Pizzakuriere irren mit dem Handy am Ohr durch die Nacht und suchen verzweifelt den Weg nach "HIP C 18". Aus den Zeichensälen dröhnt Musik. Autokonvois mit deutschen Kennzeichen missachten das Fahrverbot und bringen Nachschub an Bier und Kaffeemaschinen.

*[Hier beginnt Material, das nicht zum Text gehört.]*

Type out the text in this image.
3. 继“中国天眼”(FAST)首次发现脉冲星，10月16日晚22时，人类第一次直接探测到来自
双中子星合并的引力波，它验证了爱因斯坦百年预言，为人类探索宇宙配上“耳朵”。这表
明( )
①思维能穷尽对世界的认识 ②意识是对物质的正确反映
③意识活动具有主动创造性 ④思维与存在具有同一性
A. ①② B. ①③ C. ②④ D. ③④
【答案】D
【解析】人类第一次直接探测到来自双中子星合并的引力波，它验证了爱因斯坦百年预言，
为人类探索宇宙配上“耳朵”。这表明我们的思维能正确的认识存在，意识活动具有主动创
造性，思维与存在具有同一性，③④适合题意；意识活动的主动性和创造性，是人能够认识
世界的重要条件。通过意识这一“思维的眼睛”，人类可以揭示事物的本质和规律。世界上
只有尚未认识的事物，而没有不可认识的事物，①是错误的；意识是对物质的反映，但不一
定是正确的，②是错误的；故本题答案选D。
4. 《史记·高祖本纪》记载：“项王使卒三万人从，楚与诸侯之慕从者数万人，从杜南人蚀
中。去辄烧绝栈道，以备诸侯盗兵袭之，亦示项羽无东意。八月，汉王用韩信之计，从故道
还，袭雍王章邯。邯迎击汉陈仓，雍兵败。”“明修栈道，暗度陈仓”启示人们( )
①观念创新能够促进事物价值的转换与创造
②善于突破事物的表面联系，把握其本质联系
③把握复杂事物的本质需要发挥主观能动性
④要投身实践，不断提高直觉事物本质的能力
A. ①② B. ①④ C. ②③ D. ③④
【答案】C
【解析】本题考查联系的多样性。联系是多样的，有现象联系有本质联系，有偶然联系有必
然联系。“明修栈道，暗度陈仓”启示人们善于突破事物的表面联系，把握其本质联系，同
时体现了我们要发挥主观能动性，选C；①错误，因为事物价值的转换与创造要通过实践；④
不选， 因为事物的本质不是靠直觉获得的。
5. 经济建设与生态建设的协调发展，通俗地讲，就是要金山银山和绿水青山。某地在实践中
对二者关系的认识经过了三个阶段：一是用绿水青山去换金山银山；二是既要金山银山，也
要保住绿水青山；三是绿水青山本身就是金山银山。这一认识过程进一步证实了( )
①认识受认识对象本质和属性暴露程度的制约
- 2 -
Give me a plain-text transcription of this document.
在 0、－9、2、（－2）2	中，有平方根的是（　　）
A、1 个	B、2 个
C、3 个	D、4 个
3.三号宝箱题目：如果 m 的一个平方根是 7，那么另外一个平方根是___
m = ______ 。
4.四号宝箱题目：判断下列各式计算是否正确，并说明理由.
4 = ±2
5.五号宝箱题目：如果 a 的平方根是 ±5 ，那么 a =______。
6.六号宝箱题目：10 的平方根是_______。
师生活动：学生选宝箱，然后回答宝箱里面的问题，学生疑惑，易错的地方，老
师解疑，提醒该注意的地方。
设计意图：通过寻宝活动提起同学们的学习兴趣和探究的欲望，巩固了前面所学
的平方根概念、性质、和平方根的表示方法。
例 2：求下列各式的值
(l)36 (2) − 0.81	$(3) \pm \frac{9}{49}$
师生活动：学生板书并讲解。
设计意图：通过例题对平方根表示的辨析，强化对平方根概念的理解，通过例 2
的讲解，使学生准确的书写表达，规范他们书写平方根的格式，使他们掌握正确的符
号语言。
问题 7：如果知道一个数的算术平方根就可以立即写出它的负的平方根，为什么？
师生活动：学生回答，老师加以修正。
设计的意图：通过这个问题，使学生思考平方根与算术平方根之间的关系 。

Obwohl ich mich nicht darum reissen würde, auf dem verklebten Spannteppich des HIL unter eidgenössischem Normmobiliar zu übernachten, so beneide ich die Studierenden doch um diese anarchischen Momente, die der kollektive Zeitdruck und die gemeinsame Arbeit produziert. Natürlich gibt es auch in der Praxis der Kunsthistoriker Deadlines - sogar fortwährend. Aber es sind einsame Kämpfe, die alleine vor dem Bildschirm gekämpft werden und denen nichts Heroisches eignet. Kein Leimgestank benebelt das Hirn, keine Spraydosen fliegen durch die Gegend, keine Pizzen werden um 3 Uhr früh geteilt. Was ist ein verspätet geliefertes Buch oder eine verlorene Fussnote gegen ein Styropor-Modell der Neugestaltung von Tokyo, das nach Hunderten von Arbeitsstunden durch auslaufenden Verdünner innerhalb von Sekunden in Nichts zusammenschmilzt?

Wenn die Schlacht vorüber ist, werde ich zur Schlusskritik wieder dabeisein dürfen. Aber, was immer ich dort auch erzählen werde, ich weiss: Das Wichtigste habe ich verpasst.